The illustration to the right shows how the fractal dimension of the scatter of fixes shown above may be estimated by counting number of non-empty grid cells (incidence, I) at varying grid resolutions, g. With log-transformed axes, a linear slope is expected if the pattern is fractal, and the dimension approximately equals the negative of the slope (in this example, D=1.03). The steeper slope at the coarsest resolutions (open symbols, D=2) is a statistical artifact, since splitting the arena in 2×2 and 4×4 cells does not resolve any “holes”; i.e., no cells are empty at these coarse resolutions when the arena size is the smallest rectangle that embeds all fixes.

What is the potential strength of the CSSU approach for applied ecology? Consider the following analysis of real data, where I compare intra-home range scores of local density of fixes of free-ranging sheep Ovis aries and local scores of the alternative index for local intensity of space use (the actual score is proportional with 1/C of the MRW model; i.e., 1/CSSU).

In this pilot test the traditional density of fixes (open symbols) shows a weaker correlation with the actual soil fertility in the respective sub-sections of the home range, in comparison to the 1/CSSU index (filled symbols). The latter indicates a strong affinity to habitat patches that offered the best forage for the sheep. Low- and middle-quality areas had similar utilization intensity. The density index (local UD scores) is more fuzzy with respect to this relationship – a frustratingly common experience in use/availability analyses. For details on this analysis I refer to  my book and to Gautestad (1998), Gautestad and Mysterud (2010).

I strongly encourage you to make a similar comparison using your own data when performing use/availability analyses.

So, what about local density? Does it have any significance for ecological inference at all in the present framework for complex space use? Yes, of course, but perhaps not in a manner you might have expected.

Generally, density of fixes is expected to be highest in localities close to the animal’s initial choice of spatial settlement. When the animal reaches a suitable habitat and is switching from a migratory to a sedentary mode (home range mode), the initial set of patches that the animal tends to return to will generate successively increasing peaks surrounding these localities in the UD. This tends to lead to a scale-free kind of self-reinforcing patch use, as already described. These local aggregations thus to some extent also reflect initial space use localities. If space use for some reason is drifting over time (Gautestad and Mysterud 2006), these aggregations become spatially dynamic and may be followed by splitting the time series of fixes into sub-periods. By studying the UD overlap (of lack thereof) from period to period one may infer about this behaviour and relate it to biological and ecological hypotheses.

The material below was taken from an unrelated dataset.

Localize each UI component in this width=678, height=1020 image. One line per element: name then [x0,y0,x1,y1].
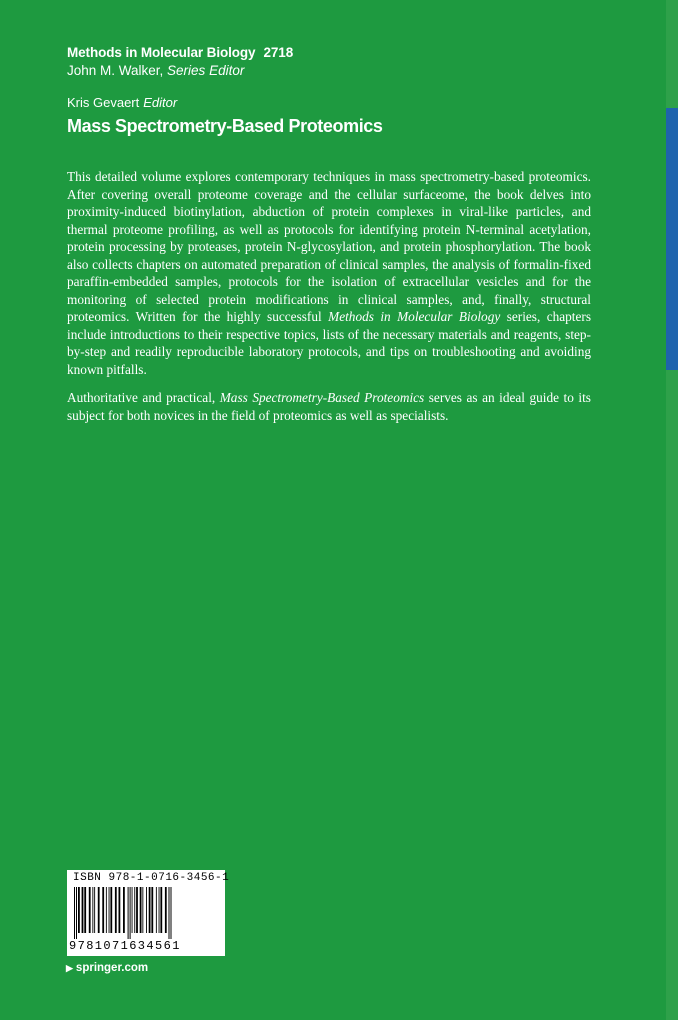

In this manner, I propose that the UD has a great potential to reveal the animal’s initial settlement history, and – from this perspective – whether space use has been stable or drifting during the total period of fix sampling. However, as summarized above, the UD is expected to perform poorly in its traditional role, as a proxy for intra-home range habitat selection. For a theoretical example, see this post.

REFERENCES

Gautestad, A. O. 1998. The multiscaled home range. In: Site fidelity and scaling complexity in animal movement and habitat use: the multiscaled random walk model. Part 2: Scaling complexity in theory and practice. Dr. philos. thesis, University of Oslo. ISBN 82-90934-63-7.

Gautestad, A. O., and I. Mysterud. 2006. Complex animal distribution and abundance from memory-dependent kinetics. Ecological Complexity 3:44-55.

Gautestad, A. O., and I. Mysterud. 2010. Spatial memory, habitat auto-facilitation and the emergence of fractal home range patterns. Ecological Modelling 221:2741-2750.